India Inc's annual legal costs hit ₹40K cr on rising M&A, IP cases
Summary
Law firms have bulked up to meet rising demand, recruiting hundreds of law grads from campuses as well as from rival firmsMUMBAI : Indian companies’ aggregate legal expenses hit ₹40,000 crore in each of the last two fiscal years, two industry executives said, a figure that is expected to rise further driven by white-collar crimes, insolvency cases, mergers and acquisitions (M&As), intellectual property (IP) matters, and regulatory filings.
Law firms have bulked up to meet rising demand, recruiting hundreds of law grads from campuses as well as from rival firms. Additionally, partners at law firms have moved to corporate roles as their expertise becomes critical.
“Our estimate is that legal spending rose by more than 30%, with large law firms benefiting the most in revenue growth. The increased legal spending is in the areas of litigation, white-collar, investigations and regulatory matters," said Ritvik Lukose, the co-founder and chief executive of search and advisory firm Vahura, which specializes in legal and governance functions. Lukose estimated that in the last two fiscals, Indian firms would have spent around ₹40,000 crore on legal costs, each year.
Rising forensic cases, corporate disputes and changing startup regulations have also swelled demand for lawyers. Leading law firms said companies are working with them to determine the way forward on the new data privacy regime, which represents an additional investment for Indian companies.
“Indian companies’ legal spending over the last year is estimated to be north of ₹40,000 crore. This could go up significantly in the next two years due to the complexities of legal scenarios, especially with commercial activities including arbitration, disputes, transactions, capital markets and fundraising witnessing an increase after covid," Tina Gosar, chief financial officer, Khaitan & Co, said.
Meanwhile, law firms are expanding teams and making substantial investments in technology and training to increase efficiency. Top law firms including J. Sagar Associates, Cyril Amarchand Mangaldas and Trilegal are in the process of hiring hundreds of professionals.
“Cross-border transactions and litigations have increased. Employees are more aware of their rights and firms are depending more on law firms to help mitigate risk exposure. One expects labour code implementation and the new laws on gig workers to become another area where legal assistance will be required," said Pooja Ramchandani, partner (employment, labour & benefits) at Shardul Amarchand Mangaldas & Co.

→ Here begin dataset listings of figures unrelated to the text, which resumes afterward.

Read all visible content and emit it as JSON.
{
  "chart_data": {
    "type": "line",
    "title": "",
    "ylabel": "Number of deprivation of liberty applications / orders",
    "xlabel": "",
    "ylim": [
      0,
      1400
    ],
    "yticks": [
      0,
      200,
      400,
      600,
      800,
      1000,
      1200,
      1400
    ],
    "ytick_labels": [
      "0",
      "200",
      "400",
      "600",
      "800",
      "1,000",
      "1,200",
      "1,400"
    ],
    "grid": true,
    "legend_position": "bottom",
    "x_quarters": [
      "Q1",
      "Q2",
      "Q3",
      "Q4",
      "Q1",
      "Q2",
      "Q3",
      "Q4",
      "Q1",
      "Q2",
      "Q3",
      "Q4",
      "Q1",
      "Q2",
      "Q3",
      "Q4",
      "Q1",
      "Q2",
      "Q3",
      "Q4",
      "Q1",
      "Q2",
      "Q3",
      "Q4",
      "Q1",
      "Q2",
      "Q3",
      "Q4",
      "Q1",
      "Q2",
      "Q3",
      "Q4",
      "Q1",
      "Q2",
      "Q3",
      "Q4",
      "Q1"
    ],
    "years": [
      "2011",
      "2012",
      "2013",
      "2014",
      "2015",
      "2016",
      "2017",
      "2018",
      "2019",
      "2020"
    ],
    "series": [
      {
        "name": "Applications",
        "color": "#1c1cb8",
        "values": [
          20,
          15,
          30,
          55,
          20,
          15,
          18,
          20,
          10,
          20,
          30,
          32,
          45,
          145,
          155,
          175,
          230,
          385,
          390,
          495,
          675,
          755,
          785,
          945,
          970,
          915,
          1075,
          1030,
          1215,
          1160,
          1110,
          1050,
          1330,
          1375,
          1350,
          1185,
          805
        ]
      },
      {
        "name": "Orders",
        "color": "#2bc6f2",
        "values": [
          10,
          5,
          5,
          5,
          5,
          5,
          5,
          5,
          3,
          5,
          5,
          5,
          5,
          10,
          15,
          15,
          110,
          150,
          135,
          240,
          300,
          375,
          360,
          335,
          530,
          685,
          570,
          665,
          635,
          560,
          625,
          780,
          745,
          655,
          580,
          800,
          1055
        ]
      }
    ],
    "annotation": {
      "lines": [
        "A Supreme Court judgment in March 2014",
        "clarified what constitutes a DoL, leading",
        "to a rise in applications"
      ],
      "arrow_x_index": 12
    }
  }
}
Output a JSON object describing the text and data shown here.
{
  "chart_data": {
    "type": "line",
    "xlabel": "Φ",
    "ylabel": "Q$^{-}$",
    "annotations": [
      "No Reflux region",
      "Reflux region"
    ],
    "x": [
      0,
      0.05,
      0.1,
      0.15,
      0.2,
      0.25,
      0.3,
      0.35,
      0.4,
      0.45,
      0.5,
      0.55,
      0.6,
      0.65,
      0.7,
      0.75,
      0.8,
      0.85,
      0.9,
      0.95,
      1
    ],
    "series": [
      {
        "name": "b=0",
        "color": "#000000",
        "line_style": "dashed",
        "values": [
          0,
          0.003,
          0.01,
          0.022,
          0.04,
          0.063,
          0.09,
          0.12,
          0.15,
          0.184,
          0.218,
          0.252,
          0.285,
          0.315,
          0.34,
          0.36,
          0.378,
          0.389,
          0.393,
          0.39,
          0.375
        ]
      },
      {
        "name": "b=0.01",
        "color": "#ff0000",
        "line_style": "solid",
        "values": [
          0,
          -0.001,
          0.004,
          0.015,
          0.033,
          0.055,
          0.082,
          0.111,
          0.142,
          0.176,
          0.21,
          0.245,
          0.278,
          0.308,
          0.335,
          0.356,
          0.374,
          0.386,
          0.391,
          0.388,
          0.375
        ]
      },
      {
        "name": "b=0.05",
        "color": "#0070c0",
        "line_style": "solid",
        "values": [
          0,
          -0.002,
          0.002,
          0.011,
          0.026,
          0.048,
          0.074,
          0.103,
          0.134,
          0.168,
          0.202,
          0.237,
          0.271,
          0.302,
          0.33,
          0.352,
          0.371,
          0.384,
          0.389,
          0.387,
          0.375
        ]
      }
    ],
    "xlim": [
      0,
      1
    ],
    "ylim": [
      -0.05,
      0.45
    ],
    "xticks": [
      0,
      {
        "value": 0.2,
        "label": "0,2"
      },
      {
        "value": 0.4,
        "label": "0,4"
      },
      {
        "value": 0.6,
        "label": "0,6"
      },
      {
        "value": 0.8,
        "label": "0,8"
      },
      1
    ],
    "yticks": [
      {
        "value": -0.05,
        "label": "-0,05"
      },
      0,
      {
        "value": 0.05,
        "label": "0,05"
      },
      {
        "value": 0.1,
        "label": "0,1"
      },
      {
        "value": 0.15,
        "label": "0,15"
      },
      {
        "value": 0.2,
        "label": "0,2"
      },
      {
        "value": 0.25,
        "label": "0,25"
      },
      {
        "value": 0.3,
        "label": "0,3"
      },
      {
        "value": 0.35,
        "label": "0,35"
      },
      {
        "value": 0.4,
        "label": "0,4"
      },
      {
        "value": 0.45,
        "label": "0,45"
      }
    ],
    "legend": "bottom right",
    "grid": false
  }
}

For some companies, legal fees have escalated due to new regulations, particularly those related to privacy, data protection and technology. However, this rise has not been uniform across all companies.
“Companies operating predominantly in areas that are technology-focused have seen a dramatic increase in the cost of compliance. For more traditional corporates, cost of compliance, in fact, has reduced as they move from using external law firms to hiring in-house counsels specialized in their field of work," said Shoubhik Dasgupta, partner, general corporate, Pioneer Legal.
Legal expenses include fees for drafting agreements, ensuring compliance, consultancy fees, third-party counsel fees and arbitration fees.
“An insolvency and bankruptcy application initially cost somewhere around ₹5-6 lakh; however, this figure has now touched ₹25-30 lakh, which has led to corporates spending much more on legal costs," said a senior partner dealing with insolvency cases, on condition of anonymity.
Such costs increase much for bigger corporates involved in multiple litigations over a protracted period.
Across sectors, companies are adopting a mix of services, from general law firms, specialized firms, and in-house counsels. Legal experts said specialized expertise is required for cases involving white-collar crimes, forensic investigations, and matters being handled by Enforcement Directorate or the Economic Offences Wing.